Affected side: Increase in the price of crude oil reduces the supply of crude oil hence a decline in the supply of petroleum. The decline in the supply of petroleum results in contraction of the supply side of heating oil.

Effect: Increase in the price of crude oil results in a decline in the production of gasoline. This makes the supply curve of heating oil to shift to the left from SS1 to SS2.

Heating oil

Result: From the graph above, the price of heating oil increases from P1 to P2 while the quantity supplied declines from Q1 to Q2. Price P1 and quantity Q1 show the initial equilibrium position before the changes.

Fifth market: Gas

Event: Increase in the price of crude oil due to the global economic meltdown.

Relations: Processing of crude oil yields petroleum as one of the by-products. Petroleum goes through fractional distillation and yields several gasses.

Affected side: Increase in the price of crude oil results in a decline in the production of petroleum. A decline in production petroleum results in a decline in production of gas thus contracts in the gas supply side.

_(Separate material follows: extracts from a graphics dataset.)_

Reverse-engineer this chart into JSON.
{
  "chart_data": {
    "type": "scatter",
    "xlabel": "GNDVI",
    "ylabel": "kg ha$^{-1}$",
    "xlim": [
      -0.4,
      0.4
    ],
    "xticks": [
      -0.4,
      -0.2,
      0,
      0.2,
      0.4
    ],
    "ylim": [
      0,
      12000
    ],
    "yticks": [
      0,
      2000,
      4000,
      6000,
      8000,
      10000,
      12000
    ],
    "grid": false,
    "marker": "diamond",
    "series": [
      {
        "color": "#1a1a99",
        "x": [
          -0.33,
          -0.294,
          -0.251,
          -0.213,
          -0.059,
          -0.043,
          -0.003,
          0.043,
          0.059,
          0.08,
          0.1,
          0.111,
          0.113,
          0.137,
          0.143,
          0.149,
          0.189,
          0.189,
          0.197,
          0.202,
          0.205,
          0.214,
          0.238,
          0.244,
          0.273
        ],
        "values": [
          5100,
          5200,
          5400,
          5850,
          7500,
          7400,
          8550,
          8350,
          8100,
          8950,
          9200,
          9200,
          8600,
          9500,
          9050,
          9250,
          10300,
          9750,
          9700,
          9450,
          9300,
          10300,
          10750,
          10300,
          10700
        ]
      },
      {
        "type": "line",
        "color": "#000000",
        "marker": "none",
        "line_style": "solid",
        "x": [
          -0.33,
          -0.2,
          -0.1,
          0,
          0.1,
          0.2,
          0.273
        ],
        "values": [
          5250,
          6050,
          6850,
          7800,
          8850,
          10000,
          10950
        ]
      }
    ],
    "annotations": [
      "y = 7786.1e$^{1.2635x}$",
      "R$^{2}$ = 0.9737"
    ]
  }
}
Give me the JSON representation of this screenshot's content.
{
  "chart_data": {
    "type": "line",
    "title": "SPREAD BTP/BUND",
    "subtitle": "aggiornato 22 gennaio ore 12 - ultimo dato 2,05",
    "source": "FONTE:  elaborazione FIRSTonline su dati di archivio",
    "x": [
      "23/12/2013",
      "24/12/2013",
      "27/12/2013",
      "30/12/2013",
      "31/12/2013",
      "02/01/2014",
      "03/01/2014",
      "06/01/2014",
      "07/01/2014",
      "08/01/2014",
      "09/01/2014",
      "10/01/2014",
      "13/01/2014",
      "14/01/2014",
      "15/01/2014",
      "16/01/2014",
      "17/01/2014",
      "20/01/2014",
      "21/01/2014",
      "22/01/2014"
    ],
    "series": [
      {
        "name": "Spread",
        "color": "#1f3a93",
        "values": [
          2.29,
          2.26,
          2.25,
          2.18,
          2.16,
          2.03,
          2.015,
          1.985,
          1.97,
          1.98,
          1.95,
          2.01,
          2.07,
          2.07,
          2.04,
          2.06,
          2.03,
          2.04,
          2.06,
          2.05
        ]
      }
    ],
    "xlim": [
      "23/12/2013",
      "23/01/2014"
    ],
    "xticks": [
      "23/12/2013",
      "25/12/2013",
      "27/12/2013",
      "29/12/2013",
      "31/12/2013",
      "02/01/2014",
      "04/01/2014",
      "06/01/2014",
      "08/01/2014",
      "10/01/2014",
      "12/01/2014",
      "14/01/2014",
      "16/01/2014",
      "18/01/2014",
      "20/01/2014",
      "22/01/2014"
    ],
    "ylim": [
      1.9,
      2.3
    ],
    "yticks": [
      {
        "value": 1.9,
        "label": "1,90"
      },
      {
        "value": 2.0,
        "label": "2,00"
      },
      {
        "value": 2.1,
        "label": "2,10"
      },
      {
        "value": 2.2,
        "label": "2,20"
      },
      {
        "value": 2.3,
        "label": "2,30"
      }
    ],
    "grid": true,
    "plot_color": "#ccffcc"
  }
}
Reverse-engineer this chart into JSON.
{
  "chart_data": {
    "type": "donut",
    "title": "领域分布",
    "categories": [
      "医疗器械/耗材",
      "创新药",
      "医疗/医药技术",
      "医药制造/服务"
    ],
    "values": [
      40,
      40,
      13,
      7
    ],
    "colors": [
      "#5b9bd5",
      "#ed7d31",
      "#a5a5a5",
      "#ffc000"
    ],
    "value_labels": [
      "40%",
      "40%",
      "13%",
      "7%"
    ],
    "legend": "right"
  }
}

Effect: Increase in the price of crude oil results in a decline in the production of gas. The supply curve shifts to the left from SS1 to SS2.

Gas

Result: From the graph above, the price of gas increases from P1 to P2 while the quantity supplied declines from Q1 to Q2. Price P1 and quantity Q1 show the initial equilibrium position before the changes.

Conclusion

The paper explains the effect of an increase in the price of crude oil on the economy. Specifically, it looks at the impact of an increase in prices of crude oil on the market for gasoline, cars, diesel, heating oil, and gas. From the discussion above, it is apparent that an increase in the price of crude oil affects the supply side of the economy massively. It causes a decline in the quantity supplied. This leads to an increase in the price of the byproducts.

An increase in the price of byproducts increases the cost of production of goods and services. Further, it leads to a decline in demand for byproducts which are consumed directly such as fuel for cars. This results in to increase in the price of goods and services and a decline in the equilibrium quantity.